In that life. In this one…I was a writer. In a gorgeous condo where I used my spare time to not just have a hobby but excel at it—god, I must throw the most glamorous dinner parties—and that hobby was actually for enjoyment, not a career-in-training masquerading as fun. I laughed aloud, excitement fizzing through me.
“Holy shit, ” I murmured, lifting a hand to cover my idiotic grin. I wasn’t dreaming, but this—my life—was the embodiment of my actual dreams.
The doorbell rang and I padded over, pressing my eye to the peephole before opening it. The slim, narrow-faced man on the other side was somewhere in his early twenties, gripping a paper bag in one hand and a bouquet of white daisies in the other, just like the ones that had grown in my childhood backyard, which Mom taught me to weave into crowns.
“Laurel Everett?”
“That’s right.”
“Sign here, please.” He proffered an iPad and I dutifully traced my signature with a fingertip, then he thrust his cargo into my arms and hurried away.

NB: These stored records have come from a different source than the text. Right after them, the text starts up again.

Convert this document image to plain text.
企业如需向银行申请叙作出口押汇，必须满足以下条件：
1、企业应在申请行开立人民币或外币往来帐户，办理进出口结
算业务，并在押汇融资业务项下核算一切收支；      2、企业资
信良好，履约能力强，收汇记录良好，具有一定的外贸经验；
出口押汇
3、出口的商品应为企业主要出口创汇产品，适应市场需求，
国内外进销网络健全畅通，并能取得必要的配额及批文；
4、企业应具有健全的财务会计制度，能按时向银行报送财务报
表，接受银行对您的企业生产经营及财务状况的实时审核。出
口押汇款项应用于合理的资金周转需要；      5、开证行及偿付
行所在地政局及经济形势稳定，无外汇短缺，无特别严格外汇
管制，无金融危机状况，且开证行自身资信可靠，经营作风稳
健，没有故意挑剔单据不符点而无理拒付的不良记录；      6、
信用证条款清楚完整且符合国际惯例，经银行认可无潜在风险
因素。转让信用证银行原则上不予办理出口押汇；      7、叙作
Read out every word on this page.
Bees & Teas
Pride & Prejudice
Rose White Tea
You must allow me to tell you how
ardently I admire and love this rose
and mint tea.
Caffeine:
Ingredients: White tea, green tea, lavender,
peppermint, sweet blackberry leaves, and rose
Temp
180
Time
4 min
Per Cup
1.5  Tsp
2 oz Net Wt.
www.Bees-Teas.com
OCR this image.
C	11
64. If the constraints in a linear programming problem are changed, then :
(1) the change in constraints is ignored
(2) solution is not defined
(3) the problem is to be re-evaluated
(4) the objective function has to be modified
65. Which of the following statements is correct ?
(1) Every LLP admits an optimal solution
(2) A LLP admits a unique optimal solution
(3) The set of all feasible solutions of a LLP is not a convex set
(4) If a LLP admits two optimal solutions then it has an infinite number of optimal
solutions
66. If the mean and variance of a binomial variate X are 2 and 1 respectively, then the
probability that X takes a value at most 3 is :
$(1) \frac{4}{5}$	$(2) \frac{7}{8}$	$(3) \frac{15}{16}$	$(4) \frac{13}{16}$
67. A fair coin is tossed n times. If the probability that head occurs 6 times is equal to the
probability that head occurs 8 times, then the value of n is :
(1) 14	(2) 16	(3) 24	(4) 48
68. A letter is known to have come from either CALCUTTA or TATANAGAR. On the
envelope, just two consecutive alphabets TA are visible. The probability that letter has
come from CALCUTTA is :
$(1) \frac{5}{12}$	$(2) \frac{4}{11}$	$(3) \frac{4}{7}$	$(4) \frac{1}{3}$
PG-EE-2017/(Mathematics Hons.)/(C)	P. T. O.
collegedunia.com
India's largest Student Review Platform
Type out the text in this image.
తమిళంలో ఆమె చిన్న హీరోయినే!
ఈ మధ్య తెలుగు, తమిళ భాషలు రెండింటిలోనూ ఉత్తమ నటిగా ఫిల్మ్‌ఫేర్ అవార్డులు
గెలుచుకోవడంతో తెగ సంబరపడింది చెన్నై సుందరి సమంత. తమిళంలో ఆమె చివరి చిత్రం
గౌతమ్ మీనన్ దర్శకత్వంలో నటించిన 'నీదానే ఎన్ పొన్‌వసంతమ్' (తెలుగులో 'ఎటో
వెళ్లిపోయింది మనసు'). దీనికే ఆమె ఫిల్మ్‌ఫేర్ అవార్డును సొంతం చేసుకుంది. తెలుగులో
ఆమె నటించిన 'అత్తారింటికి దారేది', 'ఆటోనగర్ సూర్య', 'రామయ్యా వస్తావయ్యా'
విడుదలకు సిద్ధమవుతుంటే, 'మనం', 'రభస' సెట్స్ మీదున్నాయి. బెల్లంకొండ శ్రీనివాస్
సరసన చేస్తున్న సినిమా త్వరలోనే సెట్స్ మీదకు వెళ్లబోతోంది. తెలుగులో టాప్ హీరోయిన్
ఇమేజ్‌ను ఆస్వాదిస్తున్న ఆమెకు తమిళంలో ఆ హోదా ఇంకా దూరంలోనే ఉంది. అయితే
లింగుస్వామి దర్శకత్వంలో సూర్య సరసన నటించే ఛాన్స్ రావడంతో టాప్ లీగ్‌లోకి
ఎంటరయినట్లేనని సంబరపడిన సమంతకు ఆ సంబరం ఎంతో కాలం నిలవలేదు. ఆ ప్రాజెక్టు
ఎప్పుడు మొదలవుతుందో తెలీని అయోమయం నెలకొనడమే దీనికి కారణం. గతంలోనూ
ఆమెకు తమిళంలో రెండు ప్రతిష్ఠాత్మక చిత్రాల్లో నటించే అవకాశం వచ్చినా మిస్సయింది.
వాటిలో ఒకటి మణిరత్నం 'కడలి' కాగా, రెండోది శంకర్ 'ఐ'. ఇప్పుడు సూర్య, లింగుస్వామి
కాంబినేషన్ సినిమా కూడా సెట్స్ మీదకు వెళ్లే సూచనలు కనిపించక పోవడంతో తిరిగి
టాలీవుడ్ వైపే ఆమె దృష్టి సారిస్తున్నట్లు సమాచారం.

I took my bounty into the kitchen, finding a vase for the flowers—we had real vases, not just mason jars—before opening the bag. Inside, a cellophane sack was fogged and dewy around a loaf of still warm challah, a quart container of what turned out to be chicken noodle soup nestled beside it. The delivery service receipt at the bottom had a note:
Thinking of you. Rest up and feel better! xx, Drew
I was a writer. In this ludicrously lovely condo. With a boyfriend who not only loved me, not only supported my pursuing my dream—literally, the staggering amount next to Drew’s name on the tax return proved it. My bottom line was…well “bottom” was apt. Which meant Drew’s Pixel money was floating the day-to-day for both of us while I launched a career I’d always known offered more by way of fulfillment than compensation. And on top of all that, he was thoughtful enough to send me sick day soups and flowers.
In this life, I really had it all.
How had I not known this was an option?